Warner Music veteran Cohen to leave company
LOS ANGELES (Reuters) - Warner Music Group executive Lyor Cohen will resign from the company this month after an eight-year tenure during which he steered the company through a revamp under new ownership and found success with artists from Cee Lo Green to Josh Groban.
Cohen joined Warner Music Group in 2004 and oversaw a restructuring of its recorded music division after investors led by Edgar Bronfman Jr. acquired the company from Time Warner Inc. He has served as chairman and CEO of recorded music since 2011. He will resign from the company effective September 30.
"While we understand his desire to move on to his next challenge, the enduring success of our recorded music division will serve as a great testament to the progress we've made during Lyor's time at WMG," Warner Music Group CEO Stephen Cooper said in a statement.
Cooper is a turnaround expert who took over day-to-day operations of the company last year, shortly after it was bought by Len Blavatnik's Access Industries in a $3.3 billion deal.
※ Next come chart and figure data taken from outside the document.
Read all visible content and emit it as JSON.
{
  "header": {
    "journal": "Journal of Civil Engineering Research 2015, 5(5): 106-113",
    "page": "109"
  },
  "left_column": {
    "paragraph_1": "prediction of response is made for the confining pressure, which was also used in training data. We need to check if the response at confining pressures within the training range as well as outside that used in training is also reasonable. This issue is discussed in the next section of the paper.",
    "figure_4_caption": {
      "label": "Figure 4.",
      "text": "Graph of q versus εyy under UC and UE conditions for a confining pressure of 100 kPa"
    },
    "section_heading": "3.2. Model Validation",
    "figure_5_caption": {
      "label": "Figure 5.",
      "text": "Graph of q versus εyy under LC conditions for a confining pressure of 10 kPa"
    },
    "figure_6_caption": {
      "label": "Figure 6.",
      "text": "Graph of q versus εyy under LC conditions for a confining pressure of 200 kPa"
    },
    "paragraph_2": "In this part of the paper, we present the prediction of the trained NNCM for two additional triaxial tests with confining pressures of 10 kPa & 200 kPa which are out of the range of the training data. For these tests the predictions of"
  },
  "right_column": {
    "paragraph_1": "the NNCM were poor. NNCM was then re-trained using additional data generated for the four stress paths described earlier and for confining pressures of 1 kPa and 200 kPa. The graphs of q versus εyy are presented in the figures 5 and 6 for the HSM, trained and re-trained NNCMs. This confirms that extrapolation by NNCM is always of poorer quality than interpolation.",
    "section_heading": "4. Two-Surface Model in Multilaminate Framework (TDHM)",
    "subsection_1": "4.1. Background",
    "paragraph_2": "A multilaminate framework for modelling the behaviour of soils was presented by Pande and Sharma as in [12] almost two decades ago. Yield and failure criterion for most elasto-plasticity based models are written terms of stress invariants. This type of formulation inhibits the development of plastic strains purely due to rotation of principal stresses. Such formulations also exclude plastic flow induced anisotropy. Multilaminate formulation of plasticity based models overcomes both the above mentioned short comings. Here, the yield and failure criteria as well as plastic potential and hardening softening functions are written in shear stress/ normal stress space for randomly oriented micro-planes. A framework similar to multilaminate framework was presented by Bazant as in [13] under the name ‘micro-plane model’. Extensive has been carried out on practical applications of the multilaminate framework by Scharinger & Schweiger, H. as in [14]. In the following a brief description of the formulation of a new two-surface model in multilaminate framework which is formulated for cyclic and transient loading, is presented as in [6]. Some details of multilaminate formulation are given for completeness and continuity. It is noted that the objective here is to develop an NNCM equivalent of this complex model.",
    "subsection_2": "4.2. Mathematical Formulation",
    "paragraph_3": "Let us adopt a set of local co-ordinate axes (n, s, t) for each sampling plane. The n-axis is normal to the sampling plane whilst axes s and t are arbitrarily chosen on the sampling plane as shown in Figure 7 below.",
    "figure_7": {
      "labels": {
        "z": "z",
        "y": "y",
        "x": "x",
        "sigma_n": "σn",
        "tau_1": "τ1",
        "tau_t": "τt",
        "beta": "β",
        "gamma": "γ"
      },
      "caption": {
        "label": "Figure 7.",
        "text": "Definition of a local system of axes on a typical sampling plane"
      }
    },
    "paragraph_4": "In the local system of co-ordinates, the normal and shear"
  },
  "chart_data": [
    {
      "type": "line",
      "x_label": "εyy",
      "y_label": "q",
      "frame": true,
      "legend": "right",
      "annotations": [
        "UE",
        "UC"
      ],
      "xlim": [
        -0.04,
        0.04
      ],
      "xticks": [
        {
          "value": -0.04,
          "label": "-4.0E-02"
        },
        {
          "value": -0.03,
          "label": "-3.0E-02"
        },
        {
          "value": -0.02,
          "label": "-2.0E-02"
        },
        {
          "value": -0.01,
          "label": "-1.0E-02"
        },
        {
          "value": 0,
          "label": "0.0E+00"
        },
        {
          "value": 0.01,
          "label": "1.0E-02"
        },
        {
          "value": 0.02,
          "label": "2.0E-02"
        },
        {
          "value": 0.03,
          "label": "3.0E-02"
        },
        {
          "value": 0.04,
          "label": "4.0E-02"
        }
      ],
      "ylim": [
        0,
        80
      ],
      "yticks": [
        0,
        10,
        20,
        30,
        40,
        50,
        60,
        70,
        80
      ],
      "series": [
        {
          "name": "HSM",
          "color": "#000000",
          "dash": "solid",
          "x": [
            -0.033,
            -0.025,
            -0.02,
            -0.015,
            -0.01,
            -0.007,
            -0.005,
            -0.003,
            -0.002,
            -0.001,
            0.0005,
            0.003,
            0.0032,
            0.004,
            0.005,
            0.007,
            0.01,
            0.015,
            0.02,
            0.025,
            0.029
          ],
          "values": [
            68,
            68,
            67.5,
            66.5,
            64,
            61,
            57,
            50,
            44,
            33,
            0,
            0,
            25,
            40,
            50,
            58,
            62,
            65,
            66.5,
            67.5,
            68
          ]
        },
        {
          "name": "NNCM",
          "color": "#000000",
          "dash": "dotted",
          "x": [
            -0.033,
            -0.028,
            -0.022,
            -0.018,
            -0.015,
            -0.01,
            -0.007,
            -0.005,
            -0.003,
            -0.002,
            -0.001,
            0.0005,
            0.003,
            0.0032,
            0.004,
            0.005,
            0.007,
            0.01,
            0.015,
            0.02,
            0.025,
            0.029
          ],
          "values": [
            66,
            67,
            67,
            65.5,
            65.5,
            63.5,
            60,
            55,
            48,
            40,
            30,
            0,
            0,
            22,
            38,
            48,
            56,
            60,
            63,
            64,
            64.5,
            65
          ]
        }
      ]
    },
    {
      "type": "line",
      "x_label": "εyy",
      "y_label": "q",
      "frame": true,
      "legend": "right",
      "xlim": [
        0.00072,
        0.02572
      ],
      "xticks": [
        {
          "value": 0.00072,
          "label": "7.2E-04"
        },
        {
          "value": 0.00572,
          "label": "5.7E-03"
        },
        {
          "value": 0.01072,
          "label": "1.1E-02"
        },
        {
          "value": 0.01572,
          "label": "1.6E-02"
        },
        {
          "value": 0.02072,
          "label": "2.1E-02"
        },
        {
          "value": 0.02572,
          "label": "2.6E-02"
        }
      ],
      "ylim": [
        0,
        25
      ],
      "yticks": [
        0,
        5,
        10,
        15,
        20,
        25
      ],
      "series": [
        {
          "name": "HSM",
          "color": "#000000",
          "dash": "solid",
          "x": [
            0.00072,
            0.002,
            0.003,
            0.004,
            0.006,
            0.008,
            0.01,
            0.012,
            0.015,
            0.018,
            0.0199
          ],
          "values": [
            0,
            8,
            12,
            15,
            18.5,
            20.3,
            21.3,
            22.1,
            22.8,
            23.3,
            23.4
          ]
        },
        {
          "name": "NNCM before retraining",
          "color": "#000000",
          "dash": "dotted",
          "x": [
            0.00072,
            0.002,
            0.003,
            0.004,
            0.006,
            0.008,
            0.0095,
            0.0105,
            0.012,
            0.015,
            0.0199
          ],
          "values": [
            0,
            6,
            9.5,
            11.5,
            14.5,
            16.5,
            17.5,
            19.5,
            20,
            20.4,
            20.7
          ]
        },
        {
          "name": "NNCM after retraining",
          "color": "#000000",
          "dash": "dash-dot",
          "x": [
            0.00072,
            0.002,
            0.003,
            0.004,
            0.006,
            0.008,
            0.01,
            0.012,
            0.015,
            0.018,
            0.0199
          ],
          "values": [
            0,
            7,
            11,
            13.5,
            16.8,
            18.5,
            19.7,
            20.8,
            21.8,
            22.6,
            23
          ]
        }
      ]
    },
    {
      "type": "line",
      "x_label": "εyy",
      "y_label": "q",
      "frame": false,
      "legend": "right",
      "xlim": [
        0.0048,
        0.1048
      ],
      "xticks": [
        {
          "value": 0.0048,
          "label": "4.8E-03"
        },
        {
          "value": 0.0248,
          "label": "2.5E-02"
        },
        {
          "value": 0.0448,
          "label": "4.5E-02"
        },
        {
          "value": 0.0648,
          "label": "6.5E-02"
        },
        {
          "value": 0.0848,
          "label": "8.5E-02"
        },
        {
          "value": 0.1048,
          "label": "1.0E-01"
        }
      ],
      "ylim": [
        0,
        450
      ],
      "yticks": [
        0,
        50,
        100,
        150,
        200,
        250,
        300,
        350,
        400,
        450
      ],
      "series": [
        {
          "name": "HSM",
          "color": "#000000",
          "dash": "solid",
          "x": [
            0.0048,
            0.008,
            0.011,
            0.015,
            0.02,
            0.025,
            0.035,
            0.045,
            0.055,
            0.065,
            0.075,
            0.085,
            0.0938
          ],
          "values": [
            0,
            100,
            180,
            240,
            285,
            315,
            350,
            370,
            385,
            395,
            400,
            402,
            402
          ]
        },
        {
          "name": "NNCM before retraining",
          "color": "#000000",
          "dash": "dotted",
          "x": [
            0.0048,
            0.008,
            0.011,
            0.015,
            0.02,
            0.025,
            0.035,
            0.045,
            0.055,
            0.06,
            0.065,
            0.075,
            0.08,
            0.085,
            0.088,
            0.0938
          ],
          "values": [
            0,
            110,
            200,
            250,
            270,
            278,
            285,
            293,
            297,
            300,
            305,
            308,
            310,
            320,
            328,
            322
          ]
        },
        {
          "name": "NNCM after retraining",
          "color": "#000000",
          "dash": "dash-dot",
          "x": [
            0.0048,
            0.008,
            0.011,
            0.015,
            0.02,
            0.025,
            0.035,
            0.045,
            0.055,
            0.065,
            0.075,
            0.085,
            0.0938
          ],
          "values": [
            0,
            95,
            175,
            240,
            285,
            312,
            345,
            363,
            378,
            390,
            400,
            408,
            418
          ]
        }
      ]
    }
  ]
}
Cohen made his name as president of Def Jam Records from 1988 to 2002, signing acts such as DJ Jazzy Jeff and the Fresh Prince. He also developed rap pioneers including LL Cool J, Run DMC and the Beastie Boys.
A source close to Cohen said he was leaving Warner Music Group partly because he wanted to work more directly with musicians after spending recent years in a corporate management job.
In a memo to staff, Cohen said that he could not yet announce his next move but that it would involve "something where I can work my entrepreneurial muscles and partner with artists."
"I have always been an entrepreneur at heart. My happiest days in this business are those when I get to work directly on the development of artists," he wrote.
Under Cohen's stewardship, Warner owned the No. 1 label in the United States for four years between 2004 and 2010, the company said. Warner's recorded music business also rose to the world's third largest, from fourth, in 2007. Successful artists during the time ranged from Nickelback to Jason Mraz.
He also led the company's transition from physical to digital music.
In the company's announcement of his resignation, Cohen said: "To all the artists and employees who live and die for the music every day, and who personally sacrifice for the good of the creative process: 'keep on keepin' on' in the tradition of a company that respects and honors the artistic community."